Şunu da söylemekte fayda vardır ki, birimleri-düşüncelerini açıklamakta ve fikir üretmekte oldukça özgür olan bireylerden oluşan bu derneğin, sayısal olarak hızlı bir büyüme içersinde olması; 1890’ların ikinci yarısında, hükümet eliyle gerçekleşen muhalefetçilerin bu eyalete gönderilmesi ve bunların bazılarının da nüfuzlu mevkilere atanması uygulamasının bir sonucu idi.

Ayrıca, önemli olan şudur ki; bu karmaşa döneminde oraya transfer edilen tanınmış Genç Türk Hareketi sempatizanları arasında göze çarpan, üst rütbeden Çerkesler de vardı; daha önce adını andığımız Mehmet Reşit Bey (meşrutiyetçi yerel organizasyonun gerçek lideri), Hüseyin Tosun Bey (yeraltı faaliyetlerinin kilit adamı) ve diğerleri. (Hanioğlu, 1985, pp. 292-294)

Kuşkusuz, sonradan Tripoli (Trablus) hapishanesi baş amirliği görevinde bulunan Mehmet Emin, Genç Türk Hareketi ile en aktif şekilde ilişki kurmaya fırsat bulmuştu. Trablus’ta kaldığı yedi yıl boyunca, kötü kadere mahkum edilen Çerkesler ve Osmanlı milletinin büyümesi ve gelişmesini sağlayacak faaliyetlere başlanması için çok fazla efor sarf etmiş olan ve bu yolda vurgulanan kişi kendisiydi. Onun göz yummaları ve desteği olmadan yer edinemeyecek uygulama ve faaliyetlerin başlaması için, 1899’da, merkezi yetkilileri zorlayan, seriler halinde hapisten kaçan tutuklu Genç Türk Hareketi tarafından deklare edilen hükümet karşıtı belgelerin ikisinin gizli yollardan dağıtımı gibi hadiselerin var olması, bu durumu desteklemektedir. (17) (Hanioğlu, 1985, pp.293-294)

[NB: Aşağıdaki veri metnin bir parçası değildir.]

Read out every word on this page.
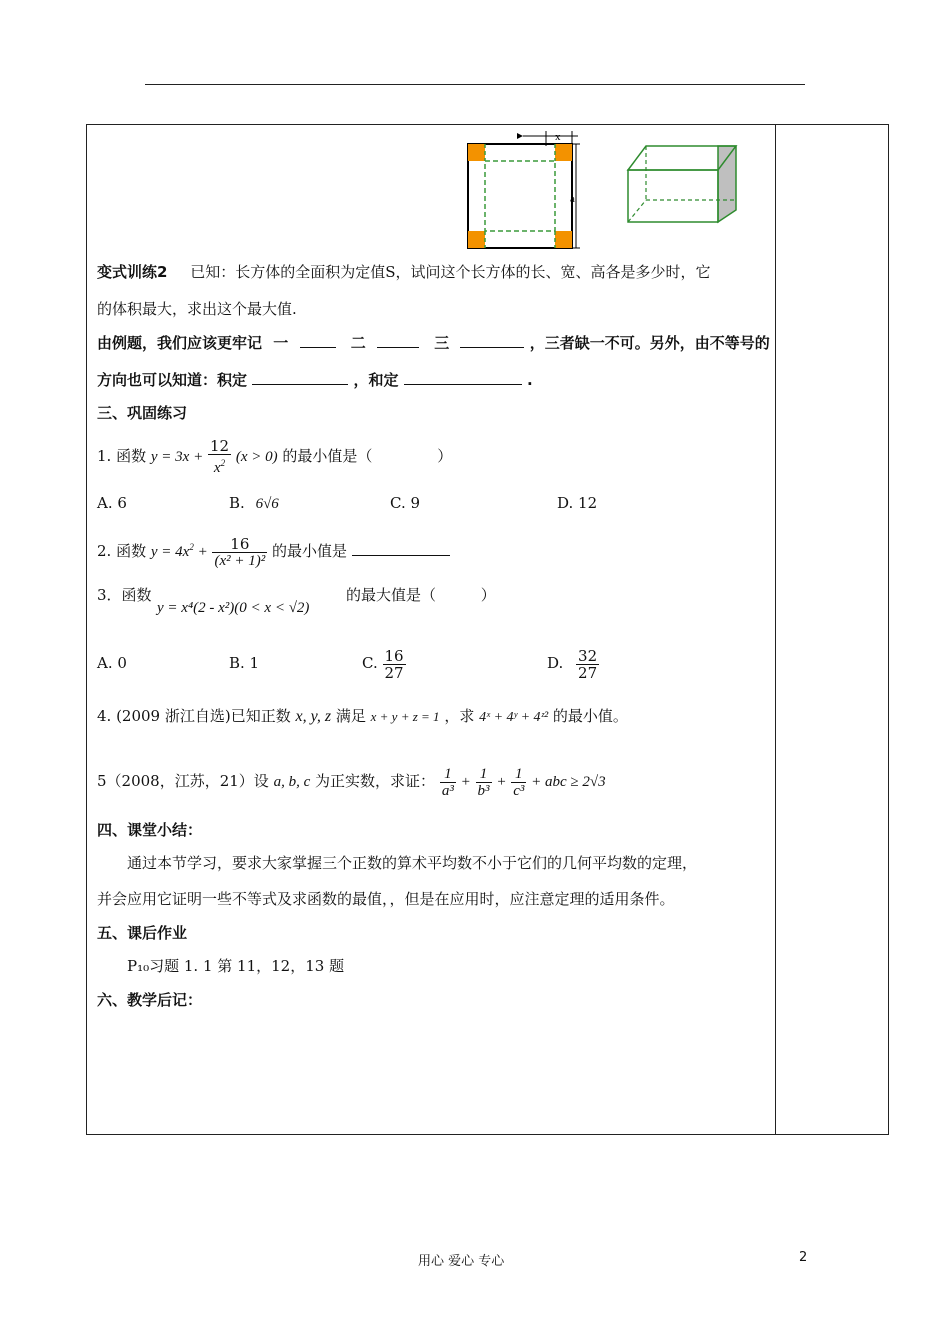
x
a
变式训练2 已知：长方体的全面积为定值S，试问这个长方体的长、宽、高各是多少时，它
的体积最大，求出这个最大值.
由例题，我们应该更牢记 一	二	三	，三者缺一不可。另外，由不等号的
方向也可以知道：积定	，和定	.
三、巩固练习
1. 函数 $y = 3x + \frac{12}{x^2} (x > 0)$ 的最小值是（	）
A. 6	B. 6√6	C. 9	D. 12
2. 函数 $y = 4x^2 + \frac{16}{\text{(x² + 1)²}}$ 的最小值是
3．函数
y = x⁴(2 - x²)(0 < x < √2)
的最大值是（	）
A. 0	B. 1	C. $\frac{16}{27}$	D. $\frac{32}{27}$
4. (2009 浙江自选)已知正数 x, y, z 满足 x + y + z = 1 ，求 4ˣ + 4ʸ + 4ᶻ² 的最小值。
5（2008，江苏，21）设 a, b, c 为正实数，求证： $\frac{1}{\text{a³}} + \frac{1}{\text{b³}} + \frac{1}{\text{c³}}$ + abc ≥ 2√3
四、课堂小结：
通过本节学习，要求大家掌握三个正数的算术平均数不小于它们的几何平均数的定理，
并会应用它证明一些不等式及求函数的最值，，但是在应用时，应注意定理的适用条件。
五、课后作业
P₁₀习题 1. 1 第 11，12，13 题
六、教学后记：
用心 爱心 专心	2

Aynı yıllarda, görünen o ki, Mehmed Emin, Çerkesler açısından ulusal-liberal yapıyı temel alan sınırlı, etnik bir oluşuma şekil verme girişiminde bulunmuştu. Aynı zamanda,1899’dan bu yana, çeşitli baskılar ve tehlikeler ile yüz yüze kalan öncü muhaliflerin arasında olan Mehmed Emin, bu hareketlerin devam ettiği yeni merkez olarak İngiliz yönetimindeki Mısır’a kaçmak zorunda kalmıştı. Burada geçen sürede Mehmed Emin Bey ve arkadaşları (ki, Mehmed Fazıl Bey bunlardan biriydi) Çerkes Birliği Hareketi ve onun yayın organı İttihat Gazetesi, aynı yıl içersinde faaliyete başladı. Yeni üyelerin katılımıyla birlikte güçlenen Birlik ve Gelişme Derneği’nin (İttihat-Terakki) Kahire temsilciliğine katılanlardan bize yabancı gelmeyen Mehmed Fazıl Bey olmuştu. Ancak, yakın bir zamanda yeni üyelerin çoğu tam anlamıyla açık ve etik olmayan nedenlerden dolayı bu birlik hareketinden ayrıldılar. (Hanioğlu, 1985, pp. 333, 633) Bu durum, onların kurucularından birinin raporu ve diğer kaynakların mevcut ifadelerine göre hem dernek hem de gazetenin çıkışının tarih öncesine genel bir bakıştır.

İmzasız yayınlanan diğer doküman ve belgelerden en ilginci de Rus-Kafkas savaşları yenilgisi ve ardından Osmanlı topraklarına sürgün edilen Kuzey Kafkasyalıların durumunu belirtmek amacıyla ‘‘Bir Çift Kelime’‘ (18) adında mütevazı bir başlık altında yazılan geniş anlatımlı, duygu içerikli kaleme alınmış bir makale idi.

Devam edecek...



DİPNOTLAR:
13)
Derneğin orijinal ismi, Osmanlı Türkçe’sinde ‘‘ Cemâiyyet-i İttihadiyye-i Çerakise’‘dir.
14)
Bu ilan, uzun zaman önce kaynakça olarak ender bulunan bir belgeydi. Bugün, sadece bazı özel koleksiyonlarda mevcuttur. Temin çalışmalarımızda gazetenin bir kopyasını bizlere sunduğu için Sayın Fahri Huvaj’a minnettarlığımızı sunuyoruz. Ne yazık ki, 5. sayfa kayıp idi. Gazete ve sayfa hakkında özet bilgilendirme için bakınız: Berzeg, 1996, pp. 2, 94-95
15)
LOH (Rusça Loov) adıyla bilinen soylu Abaza aile isminin Arapça yazılış şeklidir.
16)
Mehmed Emin, Kari’in-i Kirama (İttihad Gazetesi, p. 1).
17)
Mehmed Emin Bey, Genova’da yayınlanmış önde gelen Genç Türk mecmualarından ‘‘Osmanlı’‘ gazetesinde övgü ile bahsedilir. Bkz: Hanioğlu, 1985, p. 334
18)
B. Kelimeteyn (İttihad Gazetesi, pp. 2-4).